The near-term outlook for restaurants is gloomy, with widespread unemployment and business closures all but certain. But this will gradually create opportunities. Commercial rents will drop. It will be easier to hire workers. Regulations swept aside in the emergency, such as bans on selling takeaway alcohol and restrictions on outdoor dining, could be permanently eased. Technologies from smartphones to delivery robots will continue to change the way we find, pay for, and receive our meals. The uncertainty of the pandemic, which may rise and fall in waves, will perhaps lead to a boom time for pop-ups: short-term ventures where out-of-work cooks and bartenders can try out new ideas, polishing them in preparation for when conditions become more secure.

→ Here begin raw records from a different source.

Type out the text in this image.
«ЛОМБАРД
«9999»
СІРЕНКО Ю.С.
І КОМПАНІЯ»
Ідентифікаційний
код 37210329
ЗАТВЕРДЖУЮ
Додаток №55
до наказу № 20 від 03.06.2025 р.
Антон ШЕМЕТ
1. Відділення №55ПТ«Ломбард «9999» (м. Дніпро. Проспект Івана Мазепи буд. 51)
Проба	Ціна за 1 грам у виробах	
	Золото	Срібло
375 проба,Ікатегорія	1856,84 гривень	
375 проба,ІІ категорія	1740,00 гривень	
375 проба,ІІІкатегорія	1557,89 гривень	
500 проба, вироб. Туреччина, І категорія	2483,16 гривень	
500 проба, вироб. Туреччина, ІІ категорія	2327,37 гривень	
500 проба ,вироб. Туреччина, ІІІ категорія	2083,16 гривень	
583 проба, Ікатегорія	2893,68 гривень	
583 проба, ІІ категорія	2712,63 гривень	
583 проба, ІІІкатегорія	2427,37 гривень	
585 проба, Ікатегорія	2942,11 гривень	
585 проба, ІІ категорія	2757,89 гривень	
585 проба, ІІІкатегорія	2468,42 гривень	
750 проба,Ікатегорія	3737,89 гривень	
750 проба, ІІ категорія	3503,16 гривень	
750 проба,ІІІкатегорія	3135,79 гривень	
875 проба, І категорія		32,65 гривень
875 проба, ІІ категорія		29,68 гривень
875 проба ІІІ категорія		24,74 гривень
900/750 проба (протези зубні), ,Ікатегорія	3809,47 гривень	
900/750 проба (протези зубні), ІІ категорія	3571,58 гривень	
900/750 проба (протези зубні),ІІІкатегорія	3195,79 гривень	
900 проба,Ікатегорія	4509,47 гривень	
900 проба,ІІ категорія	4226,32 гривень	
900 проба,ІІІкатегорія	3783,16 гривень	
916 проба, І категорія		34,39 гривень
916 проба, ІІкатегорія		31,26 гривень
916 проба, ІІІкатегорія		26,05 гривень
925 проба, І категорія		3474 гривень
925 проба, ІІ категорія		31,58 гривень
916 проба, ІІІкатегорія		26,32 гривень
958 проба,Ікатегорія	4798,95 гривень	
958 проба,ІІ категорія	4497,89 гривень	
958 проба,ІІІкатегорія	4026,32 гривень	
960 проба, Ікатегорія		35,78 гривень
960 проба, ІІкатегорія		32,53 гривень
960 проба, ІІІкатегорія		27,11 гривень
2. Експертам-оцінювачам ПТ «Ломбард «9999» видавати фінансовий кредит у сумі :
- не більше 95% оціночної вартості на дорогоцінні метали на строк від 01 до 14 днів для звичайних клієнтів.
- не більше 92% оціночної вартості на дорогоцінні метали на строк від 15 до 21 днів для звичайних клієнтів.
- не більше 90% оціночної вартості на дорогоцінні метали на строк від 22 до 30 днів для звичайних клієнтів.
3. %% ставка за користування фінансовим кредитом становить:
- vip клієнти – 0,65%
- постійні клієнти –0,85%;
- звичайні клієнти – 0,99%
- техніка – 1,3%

Barnett is less pessimistic for the industry than some others, though he notes that things will have to change, such as moving tables outside, requiring servers to wear masks, and of course relying more on takeout hamburgers. "If you're stuck as a chef or an owner where you think you can just plug ahead doing what you've been doing, you're going to be sadly mistaken," he says.
As for what comes next, "I don't know if it will be a disappearance or a renaissance of fine dining," Barnett says. But whatever it is, "we'll find a way to make it as pretty and nice and charming as possible."
That's also the view of Kachka's Israel Morales, who notes that some reinvention will be healthy. "I think a really big mistake would be to assume that everything will go back to normal," he says. "This is the new normal. So embrace it."